O niilismo de The Wrestler, mesmo tendo apenas se incorporado no final da obra, é um elemento presente em todo o filme desde a violência da segunda luta, que antecedeu a passagem de Randy ao hospital, mostrada de forma crua e sem um sentido fixo, até a maneira como o protagonista expõe as feridas do corpo de lutas anteriores como um troféu para Cassidy. Essas duas cenas mostram como a violência é presente na vida do lutador profissional e como ela preenche o vazio existencial de cada um, e é justamente a maneira que a violência é exposta no filme que o torna a obra niilista e crua que ela é. Ao contrário, por exemplo, do mangá Trigun, onde as feridas no corpo do protagonista Vash The Stampede são reflexos do uso da não-violência do personagem durante sua obra, em The Wrestler, as marcas do corpo são reflexos da glamorização da violência na sua profissão de lutador, e para quem acompanhou tanto o mangá que inspirou a série de anime de 1998 animada pela Madhouse quanto o filme de Darren Aronofsky de 2008, sabe qual o peso da diferença entre a não-violência que resulta a compaixão e o a violência, seguida da descrença, que resulta o niilismo, quando comparados Vash e Randy.

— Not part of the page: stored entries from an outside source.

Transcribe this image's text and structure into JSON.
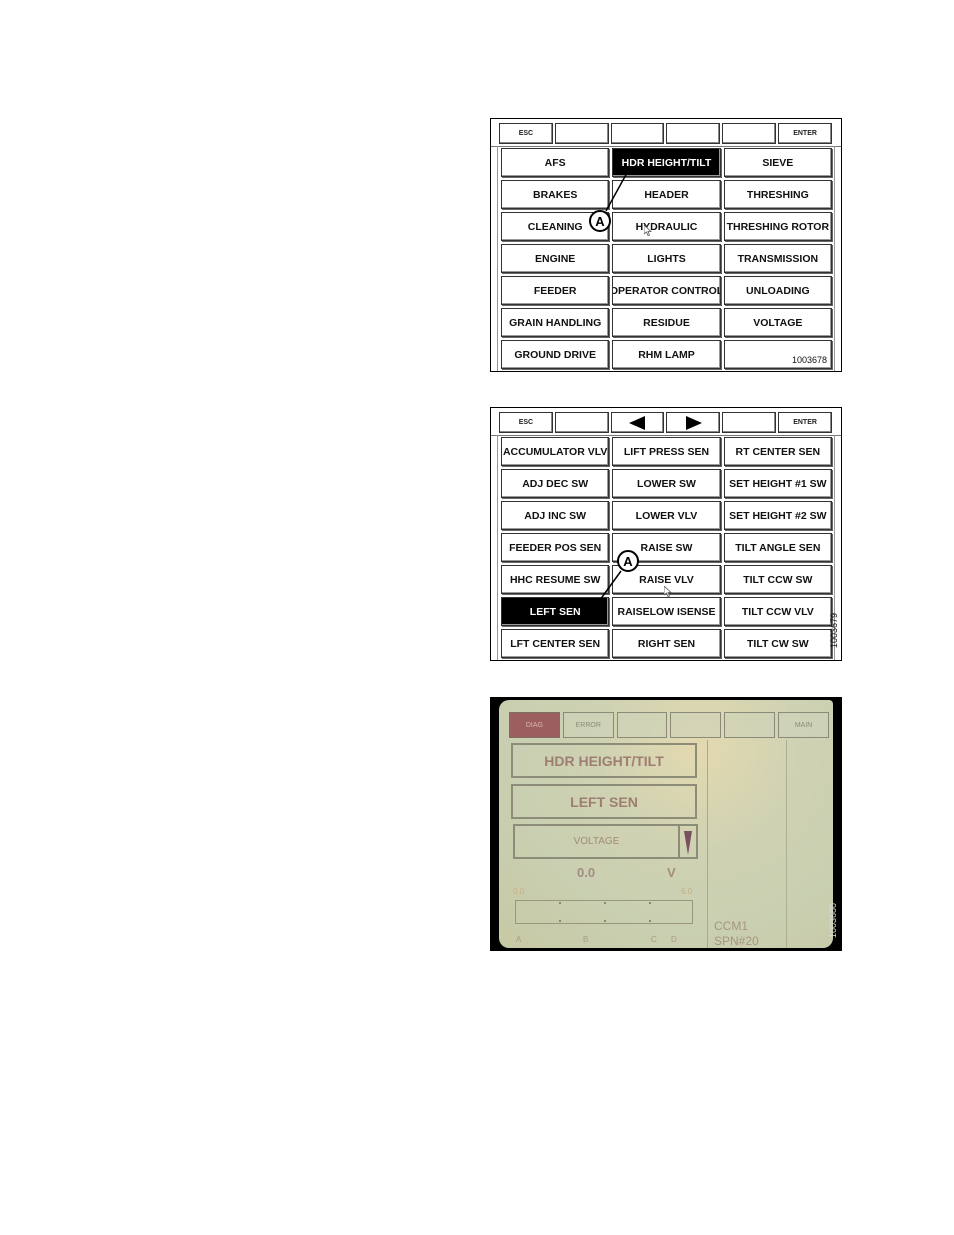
{
  "figure1": {
    "top_keys": [
      "ESC",
      "",
      "",
      "",
      "",
      "ENTER"
    ],
    "buttons": [
      {
        "label": "AFS"
      },
      {
        "label": "HDR HEIGHT/TILT",
        "selected": true
      },
      {
        "label": "SIEVE"
      },
      {
        "label": "BRAKES"
      },
      {
        "label": "HEADER"
      },
      {
        "label": "THRESHING"
      },
      {
        "label": "CLEANING"
      },
      {
        "label": "HYDRAULIC"
      },
      {
        "label": "THRESHING ROTOR"
      },
      {
        "label": "ENGINE"
      },
      {
        "label": "LIGHTS"
      },
      {
        "label": "TRANSMISSION"
      },
      {
        "label": "FEEDER"
      },
      {
        "label": "OPERATOR CONTROL"
      },
      {
        "label": "UNLOADING"
      },
      {
        "label": "GRAIN HANDLING"
      },
      {
        "label": "RESIDUE"
      },
      {
        "label": "VOLTAGE"
      },
      {
        "label": "GROUND DRIVE"
      },
      {
        "label": "RHM LAMP"
      },
      {
        "label": ""
      }
    ],
    "callout": "A",
    "figure_id": "1003678"
  },
  "figure2": {
    "top_keys": [
      "ESC",
      "",
      "left-arrow-icon",
      "right-arrow-icon",
      "",
      "ENTER"
    ],
    "buttons": [
      {
        "label": "ACCUMULATOR VLV"
      },
      {
        "label": "LIFT PRESS SEN"
      },
      {
        "label": "RT CENTER SEN"
      },
      {
        "label": "ADJ DEC SW"
      },
      {
        "label": "LOWER SW"
      },
      {
        "label": "SET HEIGHT #1 SW"
      },
      {
        "label": "ADJ INC SW"
      },
      {
        "label": "LOWER VLV"
      },
      {
        "label": "SET HEIGHT #2 SW"
      },
      {
        "label": "FEEDER POS SEN"
      },
      {
        "label": "RAISE SW"
      },
      {
        "label": "TILT ANGLE SEN"
      },
      {
        "label": "HHC RESUME SW"
      },
      {
        "label": "RAISE VLV"
      },
      {
        "label": "TILT CCW SW"
      },
      {
        "label": "LEFT SEN",
        "selected": true
      },
      {
        "label": "RAISELOW ISENSE"
      },
      {
        "label": "TILT CCW VLV"
      },
      {
        "label": "LFT CENTER SEN"
      },
      {
        "label": "RIGHT SEN"
      },
      {
        "label": "TILT CW SW"
      }
    ],
    "callout": "A",
    "figure_id": "1003679"
  },
  "figure3": {
    "top_keys": [
      {
        "label": "DIAG",
        "active": true
      },
      {
        "label": "ERROR"
      },
      {
        "label": ""
      },
      {
        "label": ""
      },
      {
        "label": ""
      },
      {
        "label": "MAIN"
      }
    ],
    "category": "HDR HEIGHT/TILT",
    "sensor": "LEFT SEN",
    "dropdown_value": "VOLTAGE",
    "reading_value": "0.0",
    "reading_unit": "V",
    "scale_min": "0.0",
    "scale_max": "6.0",
    "bar_fill_fraction": 0.0,
    "scale_markers": [
      "A",
      "B",
      "C",
      "D"
    ],
    "controller": "CCM1",
    "spn": "SPN#20",
    "figure_id": "1003680"
  }
}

Existe, basicamente, duas provas que Randy “The Ram” poderia ser uma simbologia ao Estados Unidos: a primeira é a luta contra o punk anarquista, adversário que simboliza a revolta contra a ordem e o sistema, e a segunda é a luta contra Ayatollah, que simboliza o Irã, um dos principais inimigos políticos dos Estados Unidos. Ambos os adversários que enfrentaram em algum momento o protagonista são simbologias para aquilo que se opõe ao poderio norte-americano, seja no combate a ordem e ao sistema tão defendido pelo neo-conservadorismo do país, seja em defesa de um país considerado “minoritário” no cenário político e econômico mundial. A possibilidade de o protagonista ser a incorporação física do próprio país é quebrada justamente com o teor niilista da decisão de Randy no fim do filme, onde o protagonista, simplesmente, abandona qualquer forma de simbologia a algo externo, considerando a possibilidade citada acima, e passa a ser um ser humano cujas decisões são voltadas exclusivamente para si mesmo. Logo, o golpe final de Randy “The Ram” contra o Ayatollah não é um golpe dos Estados Unidos contra o Irã, mas a concretização da decisão final do personagem sobre sua vida, onde qualquer forma de simbologia política, feita aos personagens heróicos do cinema hollywoodiano durante o período de guerra fria como Rambo e Rocky (que, não coincidentemente, tem o R como letra inicial assim como Randy), é abandonada e o protagonista de The Wrestler se torna, enfim, um ser humano autêntico.